Abu Jreas opened Asia Market four years ago in order to offer Jordan’s large East Asian community a feeling of home. The idea stemmed from his earlier business endeavors, where he stocked a precursor to Asia Market with Chinese and Thai products to cater to East Asian communities in Al-Karak, a city in southern Jordan.

“As time went by, our customers started asking us for products we had never heard of before,” he said, leaning back in his chair. “So we did our research, expanded our selection, taught ourselves a couple of things, and now here we are, making our own firm tofu and growing our own bean sprouts.”

Abu Jreas’ customers have introduced him to over 5,000 products since he founded Asia Market, from curry pastes, fish cakes, and spicy Korean rice cakes to coconut pulp juice, Maxim coffee sticks, and rainbow tapioca pearls. He also found personal pleasure in tapping into the Korean and Filipino snack markets.

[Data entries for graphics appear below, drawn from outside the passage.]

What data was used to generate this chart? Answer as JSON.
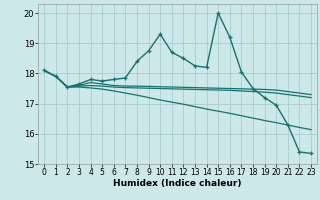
{
  "xlabel": "Humidex (Indice chaleur)",
  "background_color": "#cce8e8",
  "grid_color": "#aacccc",
  "line_color": "#1a7070",
  "xlim": [
    -0.5,
    23.5
  ],
  "ylim": [
    15,
    20.3
  ],
  "yticks": [
    15,
    16,
    17,
    18,
    19,
    20
  ],
  "xticks": [
    0,
    1,
    2,
    3,
    4,
    5,
    6,
    7,
    8,
    9,
    10,
    11,
    12,
    13,
    14,
    15,
    16,
    17,
    18,
    19,
    20,
    21,
    22,
    23
  ],
  "series": [
    {
      "y": [
        18.1,
        17.9,
        17.55,
        17.65,
        17.8,
        17.75,
        17.8,
        17.85,
        18.4,
        18.75,
        19.3,
        18.7,
        18.5,
        18.25,
        18.2,
        20.0,
        19.2,
        18.05,
        17.5,
        17.2,
        16.95,
        16.3,
        15.4,
        15.35
      ],
      "marker": true,
      "linewidth": 1.0
    },
    {
      "y": [
        18.1,
        17.9,
        17.55,
        17.6,
        17.7,
        17.65,
        17.6,
        17.58,
        17.58,
        17.57,
        17.56,
        17.55,
        17.54,
        17.53,
        17.52,
        17.51,
        17.5,
        17.49,
        17.48,
        17.47,
        17.45,
        17.4,
        17.35,
        17.3
      ],
      "marker": false,
      "linewidth": 0.9
    },
    {
      "y": [
        18.1,
        17.9,
        17.55,
        17.58,
        17.6,
        17.58,
        17.55,
        17.53,
        17.52,
        17.51,
        17.5,
        17.49,
        17.48,
        17.47,
        17.46,
        17.45,
        17.44,
        17.42,
        17.4,
        17.38,
        17.35,
        17.3,
        17.25,
        17.2
      ],
      "marker": false,
      "linewidth": 0.9
    },
    {
      "y": [
        18.1,
        17.9,
        17.55,
        17.55,
        17.52,
        17.48,
        17.42,
        17.35,
        17.28,
        17.2,
        17.12,
        17.05,
        16.98,
        16.9,
        16.82,
        16.75,
        16.68,
        16.6,
        16.52,
        16.44,
        16.37,
        16.29,
        16.21,
        16.14
      ],
      "marker": false,
      "linewidth": 0.9
    }
  ]
}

“I just love how natural they taste,” he said. “I keep grabbing Korean corn chips and Filipino dried peas from the snack stand. As a Jordanian, I never knew my taste palette would become this sophisticated.”

Yuri, one of Abu Jreas’ regular Filipino customers, had been disheartened to learn that her favorite supermarket was taking a break during the government-imposed lockdown, which spanned March, April, and May of 2020.

These days, she shops at Asia Market at least once a week.

“I’ve been coming to this store since it opened,” she said, balancing a bag of air-dried fish on top of her basket. “Their prices are so reasonable, and it’s just like the food we have back home.”

A stranger with a platinum bob in a red tracksuit brushed shoulders with Yuri, and they engaged in friendly conversation. Then a black-clad employee of Abu Jreas’ walked over and asked if they needed any assistance with their shopping.

“See? They’re just so nice to us here,” she said. “They treat us so well.”